Stanley led Doll over to the bath, and held her hand as she stepped into it.
Mossop then called out to Stanley, ‘Morton, kneel behind the bath. It will mask your lower half.’
The actor did so, and the rolled edge of the hip-bath all but obscured his breeches. He looked naked. Stanley flicked some imaginary water at Doll, just as in the cartoon, and they recited their lines, Stanley first.
‘“Ah, Eve, you are to blame;
To this you enticed me -
My body gives me shame;
For I am naked, it seems to me.”’
Then it was Doll’s turn as Eve.
‘“Alas! Oh, Adam, so am I!”’
That was as far as she got, for she burst into a fit of the giggles, and covered her breasts with her hands. Mossop rushed down to the front of the stage.
‘Eve! Doll, what is the matter?’
Doll could not stop her laughter, merely pointing into the wings. Everyone turned to see what had amused her. The hot faces of the two young stagehands, formerly agog at Doll’s nakedness, suddenly disappeared into the darkness.
That interlude proved the highlight of a long and arduous day’s rehearsal.

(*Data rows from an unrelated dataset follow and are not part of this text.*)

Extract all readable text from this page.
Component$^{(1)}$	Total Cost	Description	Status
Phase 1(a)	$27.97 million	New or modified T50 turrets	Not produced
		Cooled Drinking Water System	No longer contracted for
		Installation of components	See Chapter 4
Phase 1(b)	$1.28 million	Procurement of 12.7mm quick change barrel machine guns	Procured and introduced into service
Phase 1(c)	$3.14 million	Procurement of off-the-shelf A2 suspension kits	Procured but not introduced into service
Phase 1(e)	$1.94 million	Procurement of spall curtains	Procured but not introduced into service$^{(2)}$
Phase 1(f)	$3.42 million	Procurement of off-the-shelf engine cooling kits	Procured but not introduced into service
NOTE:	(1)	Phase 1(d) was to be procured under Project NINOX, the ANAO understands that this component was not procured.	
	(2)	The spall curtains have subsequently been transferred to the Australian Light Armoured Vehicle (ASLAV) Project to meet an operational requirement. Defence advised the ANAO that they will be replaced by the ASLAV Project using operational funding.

When the only short break they did have arrived, Doll was steered to one side by Étienne Quatremain, and Malinferno was left to talk to William Bankes. It could have been very enlightening for Malinferno, as he knew Bankes too was a student of hieroglyphics, but the man seemed distracted by Morton Stanley’s deliberate avoidance of him. The actor first complained to Mossop about some minor matter, then deliberately joined Quatremain and Doll rather than talk to Bankes or Malinferno. Bankes was obviously put out, and all he did in response to Malinferno’s questions about the obelisk he had brought back from Egypt was wave a hand and sigh. Malinferno was actually glad when the rehearsal began again in earnest.

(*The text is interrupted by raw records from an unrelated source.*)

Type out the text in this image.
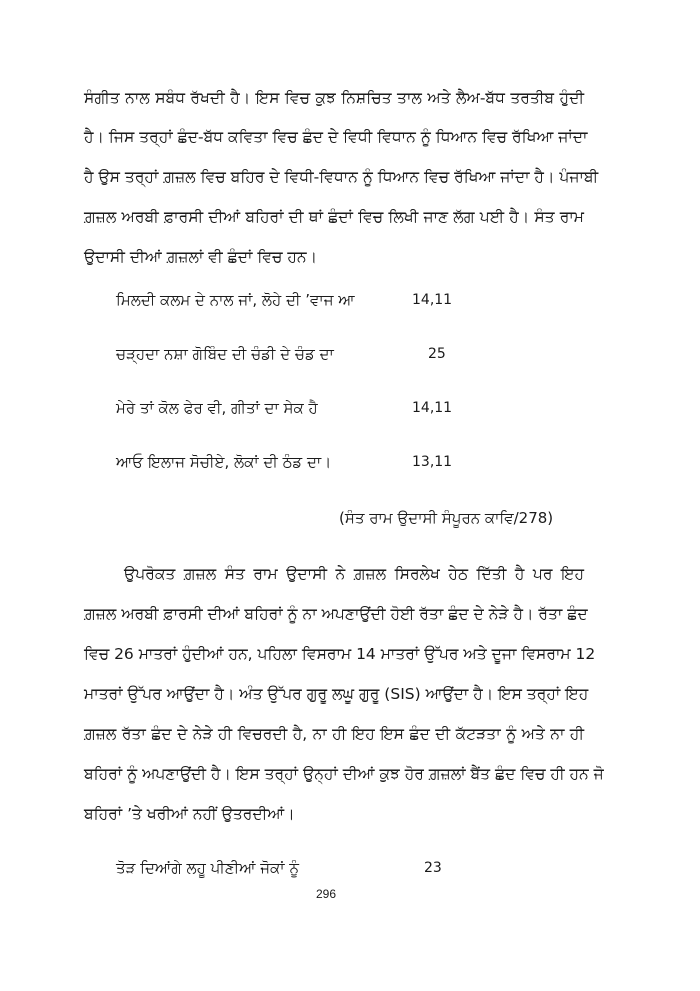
ਸੰਗੀਤ ਨਾਲ ਸਬੰਧ ਰੱਖਦੀ ਹੈ। ਇਸ ਵਿਚ ਕੁਝ ਨਿਸ਼ਚਿਤ ਤਾਲ ਅਤੇ ਲੈਅ-ਬੱਧ ਤਰਤੀਬ ਹੁੰਦੀ
ਹੈ। ਜਿਸ ਤਰ੍ਹਾਂ ਛੰਦ-ਬੱਧ ਕਵਿਤਾ ਵਿਚ ਛੰਦ ਦੇ ਵਿਧੀ ਵਿਧਾਨ ਨੂੰ ਧਿਆਨ ਵਿਚ ਰੱਖਿਆ ਜਾਂਦਾ
ਹੈ ਉਸ ਤਰ੍ਹਾਂ ਗ਼ਜ਼ਲ ਵਿਚ ਬਹਿਰ ਦੇ ਵਿਧੀ-ਵਿਧਾਨ ਨੂੰ ਧਿਆਨ ਵਿਚ ਰੱਖਿਆ ਜਾਂਦਾ ਹੈ। ਪੰਜਾਬੀ
ਗ਼ਜ਼ਲ ਅਰਬੀ ਫ਼ਾਰਸੀ ਦੀਆਂ ਬਹਿਰਾਂ ਦੀ ਥਾਂ ਛੰਦਾਂ ਵਿਚ ਲਿਖੀ ਜਾਣ ਲੱਗ ਪਈ ਹੈ। ਸੰਤ ਰਾਮ
ਉਦਾਸੀ ਦੀਆਂ ਗ਼ਜ਼ਲਾਂ ਵੀ ਛੰਦਾਂ ਵਿਚ ਹਨ।
ਮਿਲਦੀ ਕਲਮ ਦੇ ਨਾਲ ਜਾਂ, ਲੋਹੇ ਦੀ ’ਵਾਜ ਆ	14,11
ਚੜ੍ਹਦਾ ਨਸ਼ਾ ਗੋਬਿੰਦ ਦੀ ਚੰਡੀ ਦੇ ਚੰਡ ਦਾ	25
ਮੇਰੇ ਤਾਂ ਕੋਲ ਫੇਰ ਵੀ, ਗੀਤਾਂ ਦਾ ਸੇਕ ਹੈ	14,11
ਆਓ ਇਲਾਜ ਸੋਚੀਏ, ਲੋਕਾਂ ਦੀ ਠੰਡ ਦਾ।	13,11
(ਸੰਤ ਰਾਮ ਉਦਾਸੀ ਸੰਪੂਰਨ ਕਾਵਿ/278)
ਉਪਰੋਕਤ ਗ਼ਜ਼ਲ ਸੰਤ ਰਾਮ ਉਦਾਸੀ ਨੇ ਗ਼ਜ਼ਲ ਸਿਰਲੇਖ ਹੇਠ ਦਿੱਤੀ ਹੈ ਪਰ ਇਹ
ਗ਼ਜ਼ਲ ਅਰਬੀ ਫ਼ਾਰਸੀ ਦੀਆਂ ਬਹਿਰਾਂ ਨੂੰ ਨਾ ਅਪਣਾਉਂਦੀ ਹੋਈ ਰੱਤਾ ਛੰਦ ਦੇ ਨੇੜੇ ਹੈ। ਰੱਤਾ ਛੰਦ
ਵਿਚ 26 ਮਾਤਰਾਂ ਹੁੰਦੀਆਂ ਹਨ, ਪਹਿਲਾ ਵਿਸਰਾਮ 14 ਮਾਤਰਾਂ ਉੱਪਰ ਅਤੇ ਦੂਜਾ ਵਿਸਰਾਮ 12
ਮਾਤਰਾਂ ਉੱਪਰ ਆਉਂਦਾ ਹੈ। ਅੰਤ ਉੱਪਰ ਗੁਰੂ ਲਘੂ ਗੁਰੂ (SIS) ਆਉਂਦਾ ਹੈ। ਇਸ ਤਰ੍ਹਾਂ ਇਹ
ਗ਼ਜ਼ਲ ਰੱਤਾ ਛੰਦ ਦੇ ਨੇੜੇ ਹੀ ਵਿਚਰਦੀ ਹੈ, ਨਾ ਹੀ ਇਹ ਇਸ ਛੰਦ ਦੀ ਕੱਟੜਤਾ ਨੂੰ ਅਤੇ ਨਾ ਹੀ
ਬਹਿਰਾਂ ਨੂੰ ਅਪਣਾਉਂਦੀ ਹੈ। ਇਸ ਤਰ੍ਹਾਂ ਉਨ੍ਹਾਂ ਦੀਆਂ ਕੁਝ ਹੋਰ ਗ਼ਜ਼ਲਾਂ ਬੈਂਤ ਛੰਦ ਵਿਚ ਹੀ ਹਨ ਜੋ
ਬਹਿਰਾਂ ’ਤੇ ਖਰੀਆਂ ਨਹੀਂ ਉਤਰਦੀਆਂ।
ਤੋੜ ਦਿਆਂਗੇ ਲਹੂ ਪੀਣੀਆਂ ਜੋਕਾਂ ਨੂੰ	23
296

Soon, only Doll, Morton, Perceval and Harry were left onstage, and the auditorium was empty but for Malinferno. All the other onlookers, including Bankes, Bromhead and Quatremain had long since gone, driven out by the tedium of actors repeating the same scenes and words over and over again. Mossop had been particularly irritated by Morton Stanley, who seemed unable to remember his words from one run-through to the next. At one point Mossop stalked towards Malinferno cursing under his breath, and making his feelings clear.
‘I would get rid of him if I could. In fact I would murder him, if only I had a replacement.’

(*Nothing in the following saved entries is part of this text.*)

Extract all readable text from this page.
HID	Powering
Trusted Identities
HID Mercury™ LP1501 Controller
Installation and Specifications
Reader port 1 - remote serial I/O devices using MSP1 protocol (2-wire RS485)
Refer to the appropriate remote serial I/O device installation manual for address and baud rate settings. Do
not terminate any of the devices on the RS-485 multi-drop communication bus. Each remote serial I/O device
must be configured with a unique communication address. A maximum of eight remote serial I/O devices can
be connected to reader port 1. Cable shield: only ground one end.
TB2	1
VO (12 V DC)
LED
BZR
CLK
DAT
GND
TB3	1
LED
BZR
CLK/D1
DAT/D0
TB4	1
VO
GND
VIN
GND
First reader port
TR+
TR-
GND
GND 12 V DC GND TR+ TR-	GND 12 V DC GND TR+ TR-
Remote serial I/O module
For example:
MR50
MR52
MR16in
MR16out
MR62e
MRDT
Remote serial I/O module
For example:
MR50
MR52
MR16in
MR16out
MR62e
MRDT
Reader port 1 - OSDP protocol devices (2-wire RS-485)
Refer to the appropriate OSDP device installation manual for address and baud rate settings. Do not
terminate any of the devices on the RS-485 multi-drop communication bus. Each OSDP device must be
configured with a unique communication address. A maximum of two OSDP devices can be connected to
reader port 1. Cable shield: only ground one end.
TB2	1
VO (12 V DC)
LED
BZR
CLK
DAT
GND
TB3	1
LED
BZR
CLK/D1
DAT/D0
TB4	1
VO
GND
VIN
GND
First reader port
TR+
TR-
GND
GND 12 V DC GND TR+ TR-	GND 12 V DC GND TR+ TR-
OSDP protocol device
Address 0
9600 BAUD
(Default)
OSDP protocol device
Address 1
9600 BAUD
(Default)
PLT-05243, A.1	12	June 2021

But he concealed his annoyance, and patiently called out to the actors to begin again.
Malinferno eventually gave up too, and returned to Creechurch Lane, where he sat down on one of the creaky chairs and awaited Doll’s return. When evening drew on, he sent out for chops and gravy, which a skinny boy delivered on a tray almost as big as he was. But there was no sign of Doll, and Malinferno did not feel like eating alone. Both meals eventually lay cold and congealed on their respective plates. He looked to pass the time until Doll’s return with some more research into hieroglyphs, but was unable to find his notebook. He assumed Doll had misplaced it, as it was she who had been scribbling in it the previous evening. He remembered because she had been excited and had wanted to show him something, but he had been too sulky. He wished he had let her reveal her secret now.